Il s’habilla, sortit. Les frondaisons se découpaient sur le fond du ciel devenu gris. Il s’approcha des ruches, d’où aucun insecte ne faisait mine de sortir. En rentrant dans la cabane pour se faire un café, il perçut comme une vibration dans le sol, suivie d’une autre, plus nette. Puis il y eut comme des bruits de tonnerre, mais sans éclairs ni nuages.

Nikola comprit à la prochaine volée. C’était bien un orage qui s’annonçait, mais un orage de fer.
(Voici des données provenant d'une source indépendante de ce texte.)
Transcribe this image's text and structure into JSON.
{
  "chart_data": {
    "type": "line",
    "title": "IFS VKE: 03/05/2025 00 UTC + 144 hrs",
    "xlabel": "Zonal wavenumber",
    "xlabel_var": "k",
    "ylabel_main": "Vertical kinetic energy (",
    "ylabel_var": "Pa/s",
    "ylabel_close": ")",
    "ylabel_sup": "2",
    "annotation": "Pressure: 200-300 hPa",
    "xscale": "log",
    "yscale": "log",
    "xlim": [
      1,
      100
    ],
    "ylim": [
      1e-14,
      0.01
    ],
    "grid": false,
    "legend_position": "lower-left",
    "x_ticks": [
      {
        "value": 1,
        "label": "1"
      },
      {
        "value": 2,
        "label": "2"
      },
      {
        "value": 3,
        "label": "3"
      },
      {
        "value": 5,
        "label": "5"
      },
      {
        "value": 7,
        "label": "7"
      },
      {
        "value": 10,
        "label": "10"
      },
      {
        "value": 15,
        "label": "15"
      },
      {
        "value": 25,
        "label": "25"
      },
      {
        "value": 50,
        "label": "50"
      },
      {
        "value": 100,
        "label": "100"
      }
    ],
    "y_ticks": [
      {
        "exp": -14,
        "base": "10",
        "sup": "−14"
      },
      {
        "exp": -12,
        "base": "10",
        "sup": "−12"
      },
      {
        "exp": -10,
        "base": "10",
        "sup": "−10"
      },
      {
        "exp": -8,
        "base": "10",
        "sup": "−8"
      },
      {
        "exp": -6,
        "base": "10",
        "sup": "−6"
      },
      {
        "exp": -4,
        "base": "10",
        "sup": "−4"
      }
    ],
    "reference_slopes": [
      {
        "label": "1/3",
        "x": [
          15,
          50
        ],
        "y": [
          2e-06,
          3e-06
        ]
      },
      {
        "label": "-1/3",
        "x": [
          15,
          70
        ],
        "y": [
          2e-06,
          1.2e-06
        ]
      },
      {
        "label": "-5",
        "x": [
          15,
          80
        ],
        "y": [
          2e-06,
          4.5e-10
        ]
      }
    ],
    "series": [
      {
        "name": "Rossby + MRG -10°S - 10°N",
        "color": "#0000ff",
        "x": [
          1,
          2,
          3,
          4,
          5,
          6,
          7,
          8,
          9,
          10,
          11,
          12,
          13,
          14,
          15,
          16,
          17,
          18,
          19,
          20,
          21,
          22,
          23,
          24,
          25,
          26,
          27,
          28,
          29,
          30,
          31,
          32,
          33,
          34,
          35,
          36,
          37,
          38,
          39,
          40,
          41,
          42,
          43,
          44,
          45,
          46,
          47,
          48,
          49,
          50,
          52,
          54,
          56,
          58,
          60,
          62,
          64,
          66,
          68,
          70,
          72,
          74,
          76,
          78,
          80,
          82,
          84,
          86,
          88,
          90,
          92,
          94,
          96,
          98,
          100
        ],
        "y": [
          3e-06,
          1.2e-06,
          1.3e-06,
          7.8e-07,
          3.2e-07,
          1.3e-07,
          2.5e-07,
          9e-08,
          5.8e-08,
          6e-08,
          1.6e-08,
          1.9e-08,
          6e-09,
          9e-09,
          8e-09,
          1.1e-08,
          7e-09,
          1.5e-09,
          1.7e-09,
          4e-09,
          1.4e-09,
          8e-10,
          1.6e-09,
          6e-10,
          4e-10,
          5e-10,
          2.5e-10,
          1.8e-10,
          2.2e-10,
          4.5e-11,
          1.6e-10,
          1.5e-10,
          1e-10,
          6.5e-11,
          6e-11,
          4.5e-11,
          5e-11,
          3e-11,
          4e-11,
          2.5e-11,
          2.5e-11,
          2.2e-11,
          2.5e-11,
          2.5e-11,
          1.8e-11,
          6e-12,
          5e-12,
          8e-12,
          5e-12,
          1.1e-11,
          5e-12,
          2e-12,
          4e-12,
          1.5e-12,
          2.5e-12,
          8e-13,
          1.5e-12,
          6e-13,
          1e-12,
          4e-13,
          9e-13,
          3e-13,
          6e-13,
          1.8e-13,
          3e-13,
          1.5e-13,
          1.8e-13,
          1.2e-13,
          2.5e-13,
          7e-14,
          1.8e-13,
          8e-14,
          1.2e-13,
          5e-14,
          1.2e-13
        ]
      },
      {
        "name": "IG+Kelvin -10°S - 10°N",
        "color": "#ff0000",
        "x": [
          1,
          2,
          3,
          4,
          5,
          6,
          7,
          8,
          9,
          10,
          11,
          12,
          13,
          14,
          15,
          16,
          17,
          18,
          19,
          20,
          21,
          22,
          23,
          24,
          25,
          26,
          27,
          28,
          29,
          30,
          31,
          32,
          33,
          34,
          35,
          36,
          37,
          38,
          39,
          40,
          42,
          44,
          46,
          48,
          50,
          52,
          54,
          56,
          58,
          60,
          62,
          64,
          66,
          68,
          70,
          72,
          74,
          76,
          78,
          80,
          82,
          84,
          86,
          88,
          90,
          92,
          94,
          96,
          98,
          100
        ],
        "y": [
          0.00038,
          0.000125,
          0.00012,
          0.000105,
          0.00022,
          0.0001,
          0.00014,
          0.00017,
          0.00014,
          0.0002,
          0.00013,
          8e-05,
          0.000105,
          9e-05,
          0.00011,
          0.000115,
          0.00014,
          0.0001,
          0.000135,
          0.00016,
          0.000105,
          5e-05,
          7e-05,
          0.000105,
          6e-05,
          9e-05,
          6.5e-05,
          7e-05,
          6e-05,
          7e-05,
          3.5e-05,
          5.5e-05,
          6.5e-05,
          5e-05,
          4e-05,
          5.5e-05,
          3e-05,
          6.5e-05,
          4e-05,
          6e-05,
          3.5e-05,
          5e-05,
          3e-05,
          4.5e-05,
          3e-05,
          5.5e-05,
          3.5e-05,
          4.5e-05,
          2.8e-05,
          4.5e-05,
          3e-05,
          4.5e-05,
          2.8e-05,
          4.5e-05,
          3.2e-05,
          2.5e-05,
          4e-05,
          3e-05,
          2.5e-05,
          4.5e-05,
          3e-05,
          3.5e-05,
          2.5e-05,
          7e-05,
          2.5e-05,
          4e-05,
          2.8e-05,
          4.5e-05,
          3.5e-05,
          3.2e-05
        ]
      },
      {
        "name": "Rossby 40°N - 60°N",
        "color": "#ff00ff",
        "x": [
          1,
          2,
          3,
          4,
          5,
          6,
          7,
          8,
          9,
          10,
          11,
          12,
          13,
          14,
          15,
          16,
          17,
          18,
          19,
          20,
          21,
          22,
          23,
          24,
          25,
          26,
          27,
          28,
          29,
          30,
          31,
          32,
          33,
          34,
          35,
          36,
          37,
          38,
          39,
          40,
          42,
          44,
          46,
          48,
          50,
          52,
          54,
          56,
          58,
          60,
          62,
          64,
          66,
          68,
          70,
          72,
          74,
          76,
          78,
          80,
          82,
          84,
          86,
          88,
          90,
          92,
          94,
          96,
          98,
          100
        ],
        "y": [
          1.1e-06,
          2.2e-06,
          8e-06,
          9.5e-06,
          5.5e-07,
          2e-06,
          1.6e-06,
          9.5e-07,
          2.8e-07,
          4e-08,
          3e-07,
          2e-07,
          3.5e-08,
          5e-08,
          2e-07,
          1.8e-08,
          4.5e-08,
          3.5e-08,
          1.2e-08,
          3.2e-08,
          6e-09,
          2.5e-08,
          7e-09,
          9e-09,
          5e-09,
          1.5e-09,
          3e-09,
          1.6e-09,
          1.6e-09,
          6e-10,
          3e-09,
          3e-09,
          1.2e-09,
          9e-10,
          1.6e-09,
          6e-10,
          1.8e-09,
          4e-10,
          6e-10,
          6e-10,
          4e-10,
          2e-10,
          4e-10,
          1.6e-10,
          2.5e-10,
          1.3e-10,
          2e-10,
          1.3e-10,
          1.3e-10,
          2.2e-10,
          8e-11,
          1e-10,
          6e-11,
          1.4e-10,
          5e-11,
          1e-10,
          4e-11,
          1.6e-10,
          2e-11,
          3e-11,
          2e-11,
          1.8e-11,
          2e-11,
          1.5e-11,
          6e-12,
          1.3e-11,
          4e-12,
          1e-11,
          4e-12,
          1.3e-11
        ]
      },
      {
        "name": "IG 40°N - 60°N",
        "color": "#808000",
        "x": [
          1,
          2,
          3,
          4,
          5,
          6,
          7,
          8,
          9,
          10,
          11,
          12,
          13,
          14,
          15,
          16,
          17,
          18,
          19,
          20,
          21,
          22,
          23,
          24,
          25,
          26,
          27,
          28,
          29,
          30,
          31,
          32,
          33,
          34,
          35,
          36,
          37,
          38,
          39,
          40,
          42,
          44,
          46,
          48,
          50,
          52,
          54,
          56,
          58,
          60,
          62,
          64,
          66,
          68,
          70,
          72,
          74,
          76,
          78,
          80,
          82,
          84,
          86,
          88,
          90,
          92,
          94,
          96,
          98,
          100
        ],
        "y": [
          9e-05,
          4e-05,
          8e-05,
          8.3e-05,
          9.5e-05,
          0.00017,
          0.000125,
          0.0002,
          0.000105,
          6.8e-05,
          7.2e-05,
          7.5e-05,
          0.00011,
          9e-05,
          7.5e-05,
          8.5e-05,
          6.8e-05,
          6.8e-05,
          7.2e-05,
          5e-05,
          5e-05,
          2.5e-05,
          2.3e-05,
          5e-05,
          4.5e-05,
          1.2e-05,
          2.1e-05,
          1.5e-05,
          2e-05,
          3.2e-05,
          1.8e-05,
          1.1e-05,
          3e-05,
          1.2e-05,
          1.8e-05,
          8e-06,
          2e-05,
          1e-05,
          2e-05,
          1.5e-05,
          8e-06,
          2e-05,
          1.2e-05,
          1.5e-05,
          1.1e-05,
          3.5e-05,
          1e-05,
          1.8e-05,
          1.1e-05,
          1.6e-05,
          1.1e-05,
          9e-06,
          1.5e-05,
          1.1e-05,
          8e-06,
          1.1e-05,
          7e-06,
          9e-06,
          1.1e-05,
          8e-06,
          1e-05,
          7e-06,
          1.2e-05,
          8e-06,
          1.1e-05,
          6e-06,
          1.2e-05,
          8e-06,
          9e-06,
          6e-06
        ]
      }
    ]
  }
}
La Krajina vivait depuis des mois dans l’appréhension d’une attaque. La voilà qui arrivait enfin, annoncée comme il se devait par une lourde préparation d’artillerie. » (Le Miel)

Je n’aurais pas pu écrire une seule page de ce livre avec le goût amer de la soif de revanche dans la bouche. Penser à Suzana, à ses écoles et ses lectures, à son nouveau foyer, était un souverain remède contre cette amertume. Ceux qui avaient poussé hors de sa maison un être d’une telle qualité ne savaient pas de quoi ils se privaient. Comme le disait Milos Tsernianski, les migrations existent, la mort n’existe pas.